If books help us make sense of the world, A Series of Unfortunate Events helps us make sense of the fact that life isn’t fair, that the people you thought of as perfect were flawed and capable of great immorality, that bad things happen to good people and that the world isn’t as safe as you were brought up to hope it would be. Perhaps, most of all, it prepares us for something uglier - the fact that closure is never guaranteed. No matter what we want, we may never get it. No matter what we lose, we might never find it again. No matter who dies, that wound may never heal. Or, as Lemony says: ‘The sad truth is the truth is sad.’
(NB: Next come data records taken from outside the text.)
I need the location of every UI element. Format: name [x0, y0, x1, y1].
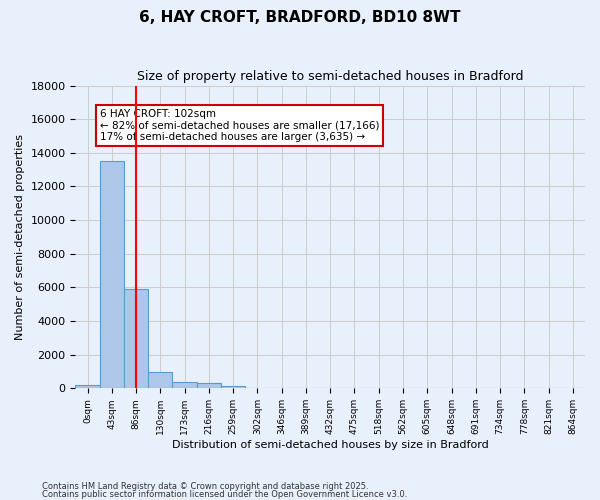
- Bar: [100, 162, 124, 388]
- X-axis label: Distribution of semi-detached houses by size in Bradford: Distribution of semi-detached houses by …: [172, 440, 488, 450]
- Y-axis label: Number of semi-detached properties: Number of semi-detached properties: [15, 134, 25, 340]
- Bar: [148, 372, 172, 388]
- Bar: [76, 385, 100, 388]
- Bar: [197, 384, 221, 388]
- Text: 6 HAY CROFT: 102sqm
← 82% of semi-detached houses are smaller (17,166)
17% of se: 6 HAY CROFT: 102sqm ← 82% of semi-detach…: [100, 109, 379, 142]
- Bar: [221, 386, 245, 388]
- Bar: [172, 382, 197, 388]
- Text: Contains HM Land Registry data © Crown copyright and database right 2025.: Contains HM Land Registry data © Crown c…: [42, 482, 368, 491]
- Bar: [124, 289, 148, 388]
- Title: Size of property relative to semi-detached houses in Bradford: Size of property relative to semi-detach…: [137, 70, 523, 83]
- Text: 6, HAY CROFT, BRADFORD, BD10 8WT: 6, HAY CROFT, BRADFORD, BD10 8WT: [139, 10, 461, 25]
- Text: Contains public sector information licensed under the Open Government Licence v3: Contains public sector information licen…: [42, 490, 407, 499]
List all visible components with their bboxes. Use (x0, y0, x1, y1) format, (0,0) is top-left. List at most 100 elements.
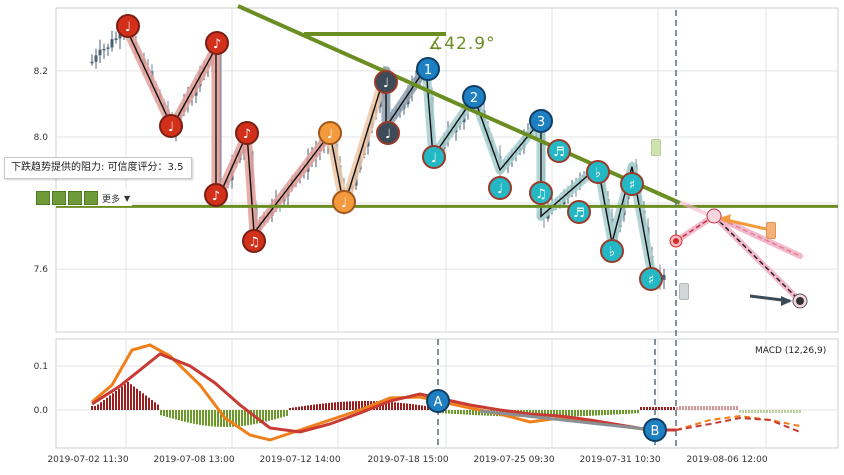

Lemony Snick is clearly loved Beatrice, but the feeling wasn’t requited. This is a nice literary reference to Charles Baudelaire’s poem “La Béatrice” and the first clue that Beatrice was, in fact, the Baudelaire’s mother.
The Miserable Mill (book four): the Baudelaires work in a highly dangerous mill that pays all of its workers in chewing gum and coupons
The Bad Beginning (book one): Count Olaf attempts to legally marry Violet, the eldest Baudelaire, so he can acquire the Baudelaire fortune
The Hostile Hospital (book eight): the Baudelaires work for a charity that sings to sick people in hospital, but refuses to actually help them when they’re in need because it’s “too depressing”
Throughout the books the Baudelaires repeatedly have to decide whether it is moral to do something immoral to a villainous person in order to stop them from hurting other people.
There’s genuinely a plotline in the book about if it’s ethical to create bioweapons that threaten the entire human race!
I see what you did there Lemony Snicket.